WHEN an RSPCA inspector arrived at the home of a South Mackay couple, they were met with a horrifying sight.

Tazer the puppy was emaciated, her body was hairless, she was dry retching and 60% of her body was covered in weeping sores.

Tazer's owners Rodney John Bridge, 37, and Lyn Smith, 47, have pleaded guilty to breaching duty of care to an animal from January 15 to February 8 last year in the Mackay Magistrates Court.

In court yesterday, barrister Patrick Cullinane, acting for the RSPCA, described Tazer's injuries.

He said on February 8 last year, Tazer was taken from the Mackay couple and taken to a vet where she was diagnosed with the skin disease Demodetic Mange.

Tazer ate "vigorously" when she was given food.

Rodney John Bridge and Lyn Smith leaving Mackay Magistrates Court.
Rodney John Bridge and Lyn Smith leaving Mackay Magistrates Court. Lucy Smith

The dog's critical condition meant the decision was made to euthanize her.

Mr Cullinane said a post mortem on February 12 showed Tazer hadn't been fed for five to seven days before death and had possibly not been fed adequately for at least a month or more.

Outside court, Natalie Aitken, who's been the RSPCA Regional Inspector in Mackay since April and appeared in court today, said the images were the worst case of Demodetic Mange she'd ever seen, including in her 12 years of working as a vet.

"The condition of the dog is the worst I've ever seen… that poor animal must have been in so much suffering," she said.

RSPCA Queensland media and community relations staffer Michael Beatty said the dog could "best be described as 'the walking dead'."

In court, Bridge's defence Zoe Craven said the couple had taken Tazer after seeing an ad in the newspaper in December 2014. Soon after, the pair had noticed Tazer itching.

She said they'd phoned a vet who said Tazer may have mange.

Ms Craven said Bridge received about $470 a week from Centrelink and had been waiting on the payment to attend a veterinary clinic.

She said Bridge and Smith had been attempting to heal Tazer by bathing her, using tea tree oil, shampoo, flea treatment and had been attempting to feed her.

When Magistrate Damien Dwyer asked whether there was proof of the phone call, Ms Craven said Bridge had been unable to recall which vet he'd called.

Mr Cullinane asked Mr Dwyer to order that Bridge and Smith be banned from owning a pet for five years.

Ms Craven asked that the pair be allowed to keep the pets they currently own.

She said when RSPCA attended their home, the inspector had noted that the couple's 10-year-old dog was in a healthy state.

She said the couple were "animal lovers" who didn't routinely neglect animals.

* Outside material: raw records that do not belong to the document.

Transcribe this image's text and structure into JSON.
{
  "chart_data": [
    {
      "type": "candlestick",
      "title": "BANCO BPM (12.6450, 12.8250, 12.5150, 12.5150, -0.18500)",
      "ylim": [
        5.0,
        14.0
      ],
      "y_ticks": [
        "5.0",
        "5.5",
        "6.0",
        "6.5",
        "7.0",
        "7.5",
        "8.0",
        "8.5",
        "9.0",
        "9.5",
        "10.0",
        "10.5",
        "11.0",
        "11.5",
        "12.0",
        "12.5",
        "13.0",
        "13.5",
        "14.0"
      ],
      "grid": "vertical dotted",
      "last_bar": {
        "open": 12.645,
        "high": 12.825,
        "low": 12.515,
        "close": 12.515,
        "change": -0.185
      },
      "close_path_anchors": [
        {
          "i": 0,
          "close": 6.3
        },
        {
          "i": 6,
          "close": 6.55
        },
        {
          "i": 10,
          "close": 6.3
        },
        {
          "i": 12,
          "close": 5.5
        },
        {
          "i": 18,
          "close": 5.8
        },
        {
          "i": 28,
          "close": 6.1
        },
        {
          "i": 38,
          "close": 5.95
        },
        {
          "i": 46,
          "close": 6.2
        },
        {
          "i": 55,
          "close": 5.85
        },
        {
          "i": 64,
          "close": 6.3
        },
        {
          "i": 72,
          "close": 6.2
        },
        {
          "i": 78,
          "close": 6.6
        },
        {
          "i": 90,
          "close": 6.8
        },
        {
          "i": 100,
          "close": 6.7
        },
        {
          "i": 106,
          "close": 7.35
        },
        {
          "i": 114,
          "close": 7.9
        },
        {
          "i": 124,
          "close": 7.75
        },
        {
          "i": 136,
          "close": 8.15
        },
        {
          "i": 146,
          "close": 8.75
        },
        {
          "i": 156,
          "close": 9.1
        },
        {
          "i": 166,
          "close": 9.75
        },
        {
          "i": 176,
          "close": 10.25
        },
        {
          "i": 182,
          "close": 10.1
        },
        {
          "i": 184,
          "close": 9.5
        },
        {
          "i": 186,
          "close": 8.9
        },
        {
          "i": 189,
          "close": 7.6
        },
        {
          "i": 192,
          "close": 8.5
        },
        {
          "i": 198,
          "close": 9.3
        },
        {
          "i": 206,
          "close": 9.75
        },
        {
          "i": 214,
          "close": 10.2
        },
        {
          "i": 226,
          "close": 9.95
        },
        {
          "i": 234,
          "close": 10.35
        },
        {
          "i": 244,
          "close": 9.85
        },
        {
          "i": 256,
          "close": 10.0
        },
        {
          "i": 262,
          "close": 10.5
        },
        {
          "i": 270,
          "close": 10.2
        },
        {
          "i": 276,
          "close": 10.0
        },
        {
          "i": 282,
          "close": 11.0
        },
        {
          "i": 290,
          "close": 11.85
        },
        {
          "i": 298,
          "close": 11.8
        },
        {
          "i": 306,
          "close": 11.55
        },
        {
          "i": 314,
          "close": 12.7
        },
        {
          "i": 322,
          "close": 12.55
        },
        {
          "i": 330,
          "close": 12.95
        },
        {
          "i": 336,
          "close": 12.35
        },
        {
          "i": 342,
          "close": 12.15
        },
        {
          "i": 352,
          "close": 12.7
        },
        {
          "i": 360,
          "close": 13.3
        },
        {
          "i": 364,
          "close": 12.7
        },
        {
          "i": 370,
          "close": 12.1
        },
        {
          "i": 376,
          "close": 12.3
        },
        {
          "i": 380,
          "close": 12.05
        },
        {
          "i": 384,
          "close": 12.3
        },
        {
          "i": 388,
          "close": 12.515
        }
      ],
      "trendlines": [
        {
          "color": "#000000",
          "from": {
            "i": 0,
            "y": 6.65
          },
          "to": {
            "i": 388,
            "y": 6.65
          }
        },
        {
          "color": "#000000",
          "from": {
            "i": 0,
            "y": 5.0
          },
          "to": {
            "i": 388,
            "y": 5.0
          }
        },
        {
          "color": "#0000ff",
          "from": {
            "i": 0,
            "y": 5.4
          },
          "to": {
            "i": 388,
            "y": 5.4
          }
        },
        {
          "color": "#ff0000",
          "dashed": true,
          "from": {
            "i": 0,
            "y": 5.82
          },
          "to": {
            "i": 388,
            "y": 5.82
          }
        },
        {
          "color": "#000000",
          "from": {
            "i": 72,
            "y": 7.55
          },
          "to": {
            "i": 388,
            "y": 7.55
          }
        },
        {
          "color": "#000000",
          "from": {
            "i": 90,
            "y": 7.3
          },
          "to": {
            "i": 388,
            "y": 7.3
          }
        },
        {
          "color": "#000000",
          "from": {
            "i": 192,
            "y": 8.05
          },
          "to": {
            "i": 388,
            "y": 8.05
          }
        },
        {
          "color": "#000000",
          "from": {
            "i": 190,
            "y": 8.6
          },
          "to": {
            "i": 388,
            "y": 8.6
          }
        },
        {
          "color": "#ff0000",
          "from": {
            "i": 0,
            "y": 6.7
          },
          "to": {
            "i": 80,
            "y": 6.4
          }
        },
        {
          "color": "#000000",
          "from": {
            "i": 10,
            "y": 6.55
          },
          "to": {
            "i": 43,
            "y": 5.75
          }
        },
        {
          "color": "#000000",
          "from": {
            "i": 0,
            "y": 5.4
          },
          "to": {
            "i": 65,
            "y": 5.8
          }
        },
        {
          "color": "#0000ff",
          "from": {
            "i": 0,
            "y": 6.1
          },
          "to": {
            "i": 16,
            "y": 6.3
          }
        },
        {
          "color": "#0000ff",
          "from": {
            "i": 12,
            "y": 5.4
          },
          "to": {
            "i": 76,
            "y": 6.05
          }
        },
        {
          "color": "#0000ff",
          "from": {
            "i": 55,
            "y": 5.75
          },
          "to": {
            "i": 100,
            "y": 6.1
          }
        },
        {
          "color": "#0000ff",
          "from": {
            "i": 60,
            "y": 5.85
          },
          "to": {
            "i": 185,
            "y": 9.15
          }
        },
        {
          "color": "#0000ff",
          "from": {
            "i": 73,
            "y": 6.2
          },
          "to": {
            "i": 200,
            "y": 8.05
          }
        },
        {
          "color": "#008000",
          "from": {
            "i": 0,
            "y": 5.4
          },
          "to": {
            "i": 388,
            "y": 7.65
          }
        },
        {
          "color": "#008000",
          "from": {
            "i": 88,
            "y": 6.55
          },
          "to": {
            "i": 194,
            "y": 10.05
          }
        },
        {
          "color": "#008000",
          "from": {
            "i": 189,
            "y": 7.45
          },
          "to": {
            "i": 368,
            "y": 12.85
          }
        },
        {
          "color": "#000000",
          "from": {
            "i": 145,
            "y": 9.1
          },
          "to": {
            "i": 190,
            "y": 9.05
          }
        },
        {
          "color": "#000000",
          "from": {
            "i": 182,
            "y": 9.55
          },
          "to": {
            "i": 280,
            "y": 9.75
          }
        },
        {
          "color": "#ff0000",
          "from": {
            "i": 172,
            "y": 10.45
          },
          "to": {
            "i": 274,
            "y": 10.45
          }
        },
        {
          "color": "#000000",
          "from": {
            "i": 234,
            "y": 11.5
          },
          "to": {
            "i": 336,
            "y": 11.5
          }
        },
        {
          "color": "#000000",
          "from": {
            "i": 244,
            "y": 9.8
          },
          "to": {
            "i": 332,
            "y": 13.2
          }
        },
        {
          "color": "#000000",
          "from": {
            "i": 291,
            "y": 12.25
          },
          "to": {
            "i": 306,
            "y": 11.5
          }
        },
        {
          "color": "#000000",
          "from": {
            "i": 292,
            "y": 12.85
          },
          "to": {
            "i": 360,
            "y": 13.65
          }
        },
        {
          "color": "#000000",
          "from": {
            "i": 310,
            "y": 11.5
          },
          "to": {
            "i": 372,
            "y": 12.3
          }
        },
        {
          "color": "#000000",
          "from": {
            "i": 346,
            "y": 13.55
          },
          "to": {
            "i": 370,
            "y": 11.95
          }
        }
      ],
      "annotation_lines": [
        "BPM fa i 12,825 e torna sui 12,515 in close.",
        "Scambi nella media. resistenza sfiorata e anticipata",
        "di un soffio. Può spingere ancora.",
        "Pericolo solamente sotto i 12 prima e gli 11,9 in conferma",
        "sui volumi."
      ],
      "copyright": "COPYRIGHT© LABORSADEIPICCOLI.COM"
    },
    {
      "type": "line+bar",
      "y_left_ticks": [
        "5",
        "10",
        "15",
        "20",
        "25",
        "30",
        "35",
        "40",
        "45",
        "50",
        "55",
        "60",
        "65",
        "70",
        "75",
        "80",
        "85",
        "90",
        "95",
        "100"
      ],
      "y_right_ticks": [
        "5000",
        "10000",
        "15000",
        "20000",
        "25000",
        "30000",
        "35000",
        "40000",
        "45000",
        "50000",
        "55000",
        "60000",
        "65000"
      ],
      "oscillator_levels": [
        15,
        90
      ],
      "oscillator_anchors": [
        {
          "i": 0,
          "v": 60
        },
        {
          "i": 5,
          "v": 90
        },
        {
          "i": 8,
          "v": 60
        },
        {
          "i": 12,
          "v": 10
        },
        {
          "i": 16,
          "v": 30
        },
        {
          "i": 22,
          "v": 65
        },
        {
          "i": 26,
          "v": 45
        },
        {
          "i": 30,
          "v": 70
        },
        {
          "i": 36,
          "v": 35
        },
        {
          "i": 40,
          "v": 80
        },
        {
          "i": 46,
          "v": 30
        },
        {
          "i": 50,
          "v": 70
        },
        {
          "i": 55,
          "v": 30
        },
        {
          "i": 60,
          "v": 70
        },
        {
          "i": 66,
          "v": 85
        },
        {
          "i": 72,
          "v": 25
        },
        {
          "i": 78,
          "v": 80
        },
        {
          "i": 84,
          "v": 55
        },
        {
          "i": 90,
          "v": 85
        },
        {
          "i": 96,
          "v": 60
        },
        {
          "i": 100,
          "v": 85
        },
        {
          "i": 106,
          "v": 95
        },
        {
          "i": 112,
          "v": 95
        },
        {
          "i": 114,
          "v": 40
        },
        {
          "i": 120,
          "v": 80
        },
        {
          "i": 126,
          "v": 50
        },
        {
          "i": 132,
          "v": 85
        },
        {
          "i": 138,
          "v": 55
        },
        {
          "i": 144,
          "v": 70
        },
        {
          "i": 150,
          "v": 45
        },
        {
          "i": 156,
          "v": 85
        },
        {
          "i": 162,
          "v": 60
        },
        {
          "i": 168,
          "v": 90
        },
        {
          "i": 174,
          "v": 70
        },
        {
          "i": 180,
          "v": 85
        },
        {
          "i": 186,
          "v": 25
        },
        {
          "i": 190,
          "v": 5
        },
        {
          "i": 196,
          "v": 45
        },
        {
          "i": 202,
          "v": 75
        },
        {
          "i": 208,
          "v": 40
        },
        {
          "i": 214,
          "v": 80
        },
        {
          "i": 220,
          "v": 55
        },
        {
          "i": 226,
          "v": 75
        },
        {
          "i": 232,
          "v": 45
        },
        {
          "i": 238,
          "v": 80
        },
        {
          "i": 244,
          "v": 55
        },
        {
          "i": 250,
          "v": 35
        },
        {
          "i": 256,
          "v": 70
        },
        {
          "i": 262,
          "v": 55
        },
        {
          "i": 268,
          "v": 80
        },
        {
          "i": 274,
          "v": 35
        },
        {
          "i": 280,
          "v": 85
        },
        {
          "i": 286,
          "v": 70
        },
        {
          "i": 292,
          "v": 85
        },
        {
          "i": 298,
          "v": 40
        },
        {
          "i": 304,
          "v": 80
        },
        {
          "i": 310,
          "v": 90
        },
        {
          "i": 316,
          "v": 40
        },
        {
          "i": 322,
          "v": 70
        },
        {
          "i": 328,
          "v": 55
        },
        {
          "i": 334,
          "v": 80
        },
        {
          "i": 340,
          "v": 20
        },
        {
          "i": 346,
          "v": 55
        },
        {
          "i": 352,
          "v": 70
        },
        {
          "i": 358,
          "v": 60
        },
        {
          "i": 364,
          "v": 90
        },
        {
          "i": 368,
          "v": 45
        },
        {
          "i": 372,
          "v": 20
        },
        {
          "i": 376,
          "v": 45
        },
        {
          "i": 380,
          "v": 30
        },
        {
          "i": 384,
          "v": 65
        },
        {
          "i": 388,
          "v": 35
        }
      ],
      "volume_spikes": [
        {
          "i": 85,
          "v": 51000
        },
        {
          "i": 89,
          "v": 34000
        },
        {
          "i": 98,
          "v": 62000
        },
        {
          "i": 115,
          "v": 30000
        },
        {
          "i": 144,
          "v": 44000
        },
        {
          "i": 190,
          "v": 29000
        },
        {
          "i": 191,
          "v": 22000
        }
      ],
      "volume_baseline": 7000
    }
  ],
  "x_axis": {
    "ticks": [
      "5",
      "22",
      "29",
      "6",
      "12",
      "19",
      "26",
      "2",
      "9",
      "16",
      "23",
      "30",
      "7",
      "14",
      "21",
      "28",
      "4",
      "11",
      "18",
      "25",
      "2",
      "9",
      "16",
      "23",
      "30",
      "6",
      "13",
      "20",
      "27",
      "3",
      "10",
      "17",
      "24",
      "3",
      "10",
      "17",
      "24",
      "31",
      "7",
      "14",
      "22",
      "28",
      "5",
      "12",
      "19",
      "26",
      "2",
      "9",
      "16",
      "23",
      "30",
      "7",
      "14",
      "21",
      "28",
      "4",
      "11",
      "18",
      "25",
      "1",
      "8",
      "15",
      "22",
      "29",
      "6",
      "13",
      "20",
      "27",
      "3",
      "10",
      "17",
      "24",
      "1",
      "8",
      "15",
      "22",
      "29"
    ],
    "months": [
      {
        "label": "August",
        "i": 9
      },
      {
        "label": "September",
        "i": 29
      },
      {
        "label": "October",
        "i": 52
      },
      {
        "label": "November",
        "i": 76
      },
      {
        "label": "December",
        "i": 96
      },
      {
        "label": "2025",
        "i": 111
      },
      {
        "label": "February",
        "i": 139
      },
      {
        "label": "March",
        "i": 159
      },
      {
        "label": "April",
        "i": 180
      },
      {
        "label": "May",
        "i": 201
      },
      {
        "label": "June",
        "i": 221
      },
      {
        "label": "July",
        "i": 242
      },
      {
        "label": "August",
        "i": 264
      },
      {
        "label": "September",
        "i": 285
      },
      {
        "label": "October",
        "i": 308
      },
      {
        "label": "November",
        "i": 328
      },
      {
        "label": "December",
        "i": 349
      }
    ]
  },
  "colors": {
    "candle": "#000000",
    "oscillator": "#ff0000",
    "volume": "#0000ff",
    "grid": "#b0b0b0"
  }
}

Mr Dwyer said he would need to see proof before sentencing the couple.

"This is just cruel. I'm seriously thinking of sending them to prison, in fact I think I am going to send them to prison unless you can persuade me otherwise," he said.

He ordered that the matter be adjourned to allow the RSPCA inspector who attended in 2015 to confirm whether there had been well-cared for animals at Bridge and Smith's home.

The pair is expected to be sentenced on June 27.